There are several techniques currently used to manage M. phaseolina fungal infections. Often, fungicides are used to inhibit mycelial growth. These include thiram, iprodione, carbendazim, pyraclostrobin, fluquinconazol, tolyfluanid, and metalaxyl and penflufen + trifloxystrobin. The active ingredients carbendazim and penflufen + trifloxystrobin were shown to be the most powerful to control M. phaseolina. In this same study, the M. phaseolina isolate showed insensitivity to the active ingredients fluquinconazole, metalaxyl, thiram and tolyfluanid. Thus, fungicides are not necessarily an effective way to manage this fungal pathogen.

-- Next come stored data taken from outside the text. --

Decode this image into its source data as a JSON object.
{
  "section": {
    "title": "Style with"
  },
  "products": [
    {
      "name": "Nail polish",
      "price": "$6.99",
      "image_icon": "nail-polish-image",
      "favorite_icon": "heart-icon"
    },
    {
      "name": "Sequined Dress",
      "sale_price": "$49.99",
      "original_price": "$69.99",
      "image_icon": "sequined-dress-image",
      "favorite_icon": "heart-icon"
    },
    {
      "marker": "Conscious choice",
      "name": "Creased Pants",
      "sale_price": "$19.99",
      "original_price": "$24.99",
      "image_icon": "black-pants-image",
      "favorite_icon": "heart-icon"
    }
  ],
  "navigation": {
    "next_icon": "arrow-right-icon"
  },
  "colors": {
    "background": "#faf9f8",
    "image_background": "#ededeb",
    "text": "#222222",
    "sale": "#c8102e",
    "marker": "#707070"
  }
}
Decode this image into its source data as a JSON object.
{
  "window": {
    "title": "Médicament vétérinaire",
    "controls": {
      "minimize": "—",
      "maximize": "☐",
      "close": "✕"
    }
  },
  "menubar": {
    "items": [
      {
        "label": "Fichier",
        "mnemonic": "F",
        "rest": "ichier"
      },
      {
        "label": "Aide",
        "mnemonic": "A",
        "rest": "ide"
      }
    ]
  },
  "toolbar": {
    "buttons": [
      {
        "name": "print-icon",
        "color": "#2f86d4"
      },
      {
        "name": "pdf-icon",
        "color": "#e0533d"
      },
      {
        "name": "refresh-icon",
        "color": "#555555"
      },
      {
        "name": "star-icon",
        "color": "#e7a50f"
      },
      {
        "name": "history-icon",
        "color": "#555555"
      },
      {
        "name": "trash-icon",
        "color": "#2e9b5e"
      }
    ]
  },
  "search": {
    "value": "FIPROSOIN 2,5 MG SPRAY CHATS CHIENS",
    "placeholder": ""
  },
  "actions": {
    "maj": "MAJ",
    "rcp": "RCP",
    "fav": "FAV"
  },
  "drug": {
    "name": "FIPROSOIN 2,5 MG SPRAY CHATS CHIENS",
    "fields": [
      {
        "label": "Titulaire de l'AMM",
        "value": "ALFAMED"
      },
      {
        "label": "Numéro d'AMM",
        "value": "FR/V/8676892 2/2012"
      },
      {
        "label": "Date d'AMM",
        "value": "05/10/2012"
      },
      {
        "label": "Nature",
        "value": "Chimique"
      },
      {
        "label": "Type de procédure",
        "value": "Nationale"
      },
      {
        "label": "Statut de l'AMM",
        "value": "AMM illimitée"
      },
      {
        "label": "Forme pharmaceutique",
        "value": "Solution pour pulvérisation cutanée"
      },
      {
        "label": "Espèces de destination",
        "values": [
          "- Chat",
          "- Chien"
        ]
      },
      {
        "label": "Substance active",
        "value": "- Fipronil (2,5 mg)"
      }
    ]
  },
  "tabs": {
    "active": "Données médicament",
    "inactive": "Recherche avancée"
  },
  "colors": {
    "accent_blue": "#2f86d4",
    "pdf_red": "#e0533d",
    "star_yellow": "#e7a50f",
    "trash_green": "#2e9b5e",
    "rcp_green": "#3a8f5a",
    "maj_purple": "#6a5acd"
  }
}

However, there are alternatives to fungicides that are especially preferred by organic farmers, such as a combination of soil solarization and organic amendment. Soil solarization is a method of using solar power for controlling pathogens in the soil by mulching the soil and covering it with a large, usually transparent polyethylene tarp to trap solar energy and heat the soil. In studies, this method has proven to be as effective as fungicides. Additionally, crop rotation can be an effective management practice. According to researchers, "Rotation out of soybeans for three years may effectively reduce microsclerotia numbers and is useful for managing charcoal rot" because "corn is not as good of a host to M. phaseolina as soybean so rotation with corn for three years may help reduce populations but not eliminate the pathogen from the soil." Finally, tillage practices can reduce moisture in the soil and make the environment less favorable for the pathogen.

==Human infection==
This organism has been reported to cause infection in humans, particularly in immunosuppressed patients. The infection may present as a cutaneous cellulitis or as an ocular keratitis.